In April 2012 came an announcement that Hilcorp was also going to purchase all of Marathon Oil Corp’s Cook Inlet asset, thus making Hilcorp the dominant producer of oil and gas in the Cook Inlet basin. Marathon, a long-time player in the basin, operates gas fields in the Beaver Creek, Cannery Loop, Kasilof, Kenai, Ninilchik, North Trading Bay and Sterling units and owns pipeline assets, including the Cook Inlet Gas Gathering System that runs under the Cook Inlet, the Kenai Nikiski pipeline on the Kenai Peninsula and the Beluga pipeline on the west side of the inlet.

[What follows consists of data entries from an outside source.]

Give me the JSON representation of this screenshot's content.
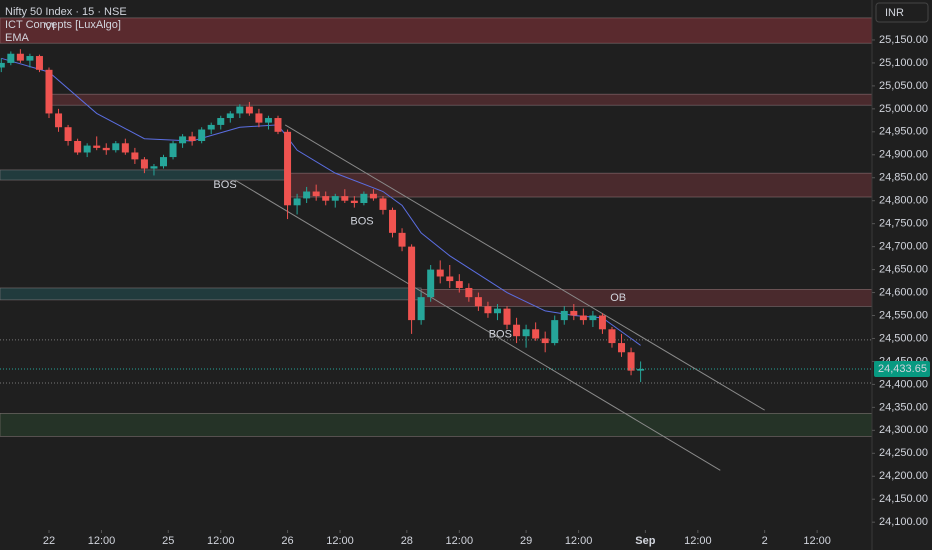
{
  "chart_data": {
    "type": "candlestick",
    "title": "Nifty 50 Index · 15 · NSE",
    "indicators": [
      "ICT Concepts [LuxAlgo]",
      "EMA"
    ],
    "currency": "INR",
    "xlim": [
      -10.27,
      172.5
    ],
    "ylim": [
      24083,
      25237
    ],
    "xticks": [
      {
        "value": 0,
        "label": "22"
      },
      {
        "value": 11,
        "label": "12:00"
      },
      {
        "value": 25,
        "label": "25"
      },
      {
        "value": 36,
        "label": "12:00"
      },
      {
        "value": 50,
        "label": "26"
      },
      {
        "value": 61,
        "label": "12:00"
      },
      {
        "value": 75,
        "label": "28"
      },
      {
        "value": 86,
        "label": "12:00"
      },
      {
        "value": 100,
        "label": "29"
      },
      {
        "value": 111,
        "label": "12:00"
      },
      {
        "value": 125,
        "label": "Sep"
      },
      {
        "value": 136,
        "label": "12:00"
      },
      {
        "value": 150,
        "label": "2"
      },
      {
        "value": 161,
        "label": "12:00"
      }
    ],
    "yticks": [
      {
        "value": 25150,
        "label": "25,150.00"
      },
      {
        "value": 25100,
        "label": "25,100.00"
      },
      {
        "value": 25050,
        "label": "25,050.00"
      },
      {
        "value": 25000,
        "label": "25,000.00"
      },
      {
        "value": 24950,
        "label": "24,950.00"
      },
      {
        "value": 24900,
        "label": "24,900.00"
      },
      {
        "value": 24850,
        "label": "24,850.00"
      },
      {
        "value": 24800,
        "label": "24,800.00"
      },
      {
        "value": 24750,
        "label": "24,750.00"
      },
      {
        "value": 24700,
        "label": "24,700.00"
      },
      {
        "value": 24650,
        "label": "24,650.00"
      },
      {
        "value": 24600,
        "label": "24,600.00"
      },
      {
        "value": 24550,
        "label": "24,550.00"
      },
      {
        "value": 24500,
        "label": "24,500.00"
      },
      {
        "value": 24450,
        "label": "24,450.00"
      },
      {
        "value": 24400,
        "label": "24,400.00"
      },
      {
        "value": 24350,
        "label": "24,350.00"
      },
      {
        "value": 24300,
        "label": "24,300.00"
      },
      {
        "value": 24250,
        "label": "24,250.00"
      },
      {
        "value": 24200,
        "label": "24,200.00"
      },
      {
        "value": 24150,
        "label": "24,150.00"
      },
      {
        "value": 24100,
        "label": "24,100.00"
      }
    ],
    "up_color": "#26a69a",
    "down_color": "#ef5350",
    "x": [
      -10,
      -8,
      -6,
      -4,
      -2,
      0,
      2,
      4,
      6,
      8,
      10,
      12,
      14,
      16,
      18,
      20,
      22,
      24,
      26,
      28,
      30,
      32,
      34,
      36,
      38,
      40,
      42,
      44,
      46,
      48,
      50,
      52,
      54,
      56,
      58,
      60,
      62,
      64,
      66,
      68,
      70,
      72,
      74,
      76,
      78,
      80,
      82,
      84,
      86,
      88,
      90,
      92,
      94,
      96,
      98,
      100,
      102,
      104,
      106,
      108,
      110,
      112,
      114,
      116,
      118,
      120,
      122,
      124
    ],
    "open": [
      25090,
      25100,
      25120,
      25105,
      25115,
      25085,
      24990,
      24960,
      24930,
      24905,
      24920,
      24915,
      24910,
      24925,
      24905,
      24890,
      24870,
      24875,
      24895,
      24925,
      24940,
      24930,
      24955,
      24965,
      24980,
      24990,
      25005,
      24990,
      24970,
      24980,
      24950,
      24790,
      24805,
      24820,
      24810,
      24800,
      24810,
      24800,
      24795,
      24815,
      24805,
      24780,
      24730,
      24700,
      24540,
      24590,
      24650,
      24635,
      24625,
      24610,
      24590,
      24570,
      24555,
      24565,
      24530,
      24505,
      24520,
      24500,
      24490,
      24540,
      24560,
      24550,
      24540,
      24550,
      24520,
      24490,
      24470,
      24430
    ],
    "high": [
      25110,
      25125,
      25130,
      25120,
      25118,
      25090,
      25000,
      24965,
      24935,
      24925,
      24940,
      24925,
      24930,
      24935,
      24915,
      24895,
      24880,
      24900,
      24930,
      24945,
      24950,
      24960,
      24970,
      24985,
      24995,
      25010,
      25015,
      25000,
      24985,
      24985,
      24955,
      24815,
      24830,
      24835,
      24820,
      24815,
      24825,
      24810,
      24820,
      24825,
      24810,
      24785,
      24740,
      24705,
      24600,
      24660,
      24670,
      24660,
      24640,
      24620,
      24600,
      24580,
      24575,
      24570,
      24545,
      24530,
      24535,
      24515,
      24550,
      24570,
      24575,
      24565,
      24560,
      24555,
      24525,
      24510,
      24480,
      24450
    ],
    "low": [
      25080,
      25095,
      25100,
      25090,
      25080,
      24980,
      24950,
      24920,
      24900,
      24895,
      24910,
      24900,
      24905,
      24900,
      24880,
      24860,
      24855,
      24870,
      24890,
      24915,
      24920,
      24925,
      24945,
      24955,
      24970,
      24980,
      24985,
      24960,
      24955,
      24945,
      24760,
      24770,
      24795,
      24800,
      24790,
      24785,
      24795,
      24785,
      24790,
      24800,
      24770,
      24720,
      24690,
      24510,
      24530,
      24580,
      24620,
      24610,
      24600,
      24580,
      24560,
      24545,
      24540,
      24520,
      24490,
      24480,
      24495,
      24470,
      24485,
      24530,
      24540,
      24530,
      24525,
      24510,
      24480,
      24460,
      24420,
      24405
    ],
    "close": [
      25100,
      25120,
      25105,
      25115,
      25085,
      24990,
      24960,
      24930,
      24905,
      24920,
      24915,
      24910,
      24925,
      24905,
      24890,
      24870,
      24875,
      24895,
      24925,
      24940,
      24930,
      24955,
      24965,
      24980,
      24990,
      25005,
      24990,
      24970,
      24980,
      24950,
      24790,
      24805,
      24820,
      24810,
      24800,
      24810,
      24800,
      24795,
      24815,
      24805,
      24780,
      24730,
      24700,
      24540,
      24590,
      24650,
      24635,
      24625,
      24610,
      24590,
      24570,
      24555,
      24565,
      24530,
      24505,
      24520,
      24500,
      24490,
      24540,
      24560,
      24550,
      24540,
      24550,
      24520,
      24490,
      24470,
      24430,
      24433.65
    ],
    "ema": {
      "color": "#5b6ee1",
      "x": [
        -10,
        0,
        10,
        20,
        30,
        40,
        48,
        52,
        60,
        70,
        74,
        78,
        84,
        90,
        96,
        104,
        110,
        116,
        122,
        124
      ],
      "values": [
        25110,
        25080,
        24990,
        24935,
        24930,
        24960,
        24965,
        24910,
        24860,
        24820,
        24790,
        24730,
        24680,
        24640,
        24600,
        24560,
        24550,
        24545,
        24500,
        24485
      ]
    },
    "last_price": {
      "value": 24433.65,
      "label": "24,433.65"
    },
    "zones": [
      {
        "color": "#5a2a2e",
        "x": [
          -10.27,
          172.5
        ],
        "low": 25143,
        "high": 25198
      },
      {
        "color": "#4a2a2d",
        "x": [
          0,
          172.5
        ],
        "low": 25008,
        "high": 25032
      },
      {
        "color": "#213b3d",
        "x": [
          -10.27,
          50
        ],
        "low": 24845,
        "high": 24867
      },
      {
        "color": "#4a2a2d",
        "x": [
          50,
          172.5
        ],
        "low": 24808,
        "high": 24860
      },
      {
        "color": "#213b3d",
        "x": [
          -10.27,
          78
        ],
        "low": 24584,
        "high": 24610
      },
      {
        "color": "#4a2a2d",
        "x": [
          78,
          172.5
        ],
        "low": 24570,
        "high": 24607
      },
      {
        "color": "#253327",
        "x": [
          -10.27,
          172.5
        ],
        "low": 24287,
        "high": 24337
      }
    ],
    "levels": [
      24497,
      24403
    ],
    "trendlines": [
      {
        "x": [
          49.5,
          150
        ],
        "y": [
          24965,
          24344
        ]
      },
      {
        "x": [
          39,
          140.7
        ],
        "y": [
          24845,
          24213
        ]
      }
    ],
    "annotations": [
      {
        "text": "VI",
        "x": 0.2,
        "y": 25178,
        "color": "#26a69a"
      },
      {
        "text": "OB",
        "x": 119.3,
        "y": 24588,
        "color": "#ef5350"
      },
      {
        "text": "BOS",
        "x": 36.9,
        "y": 24834,
        "color": "#ef5350"
      },
      {
        "text": "BOS",
        "x": 65.6,
        "y": 24754,
        "color": "#ef5350"
      },
      {
        "text": "BOS",
        "x": 94.6,
        "y": 24508,
        "color": "#ef5350"
      }
    ]
  }
}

Marathon also owns a gas storage facility in the Kenai gas field.
In June 2012 Hilcorp President Greg Lalicker told the Anchorage Chamber of Commerce that Hilcorp buys old fields, like those of the Cook Inlet, to exploit these aging properties with a focus on reservoir engineering; geology and geophysics; and field operations.
Lalicker said that Hilcorp’s immediate focus in the Cook Inlet was on “revitalizing and reactivating and modernizing” equipment to enable drilling to continue over the coming decades. The company is stripping old drilling rigs from the aging Cook Inlet offshore oil platforms and is acquiring a modern rig that can move from platform to platform, drilling and working wells. And in the onshore Swanson River field a workover rig is repairing old wells.
With a remediation program in place across all producing assets and plans to bring old shut-in wells back on line, Hilcorp hopes to raise daily oil production from the old Chevron fields from 15,000 barrels at the end of 2011 to more than 25,000 barrels in 2014.
Substantial spendingHilcorp has a Cook Inlet capital budget of $203 million for 2012 and anticipates spending around $150 million per year over the next couple of years. However, the company sees a shortage of oilfield services supporting the Cook Inlet oil industry as one of the biggest challenges in its Alaska venture.
Lalicker attributed the service industry shortage to low levels of investment in the Cook Inlet oil industry in recent years.
“No one has been spending a couple hundred million dollars a year in the Cook Inlet for quite a while.” Hilcorp is “working like mad to solve this and we will solve it — but that has been the biggest deterrent to getting things done,” he said.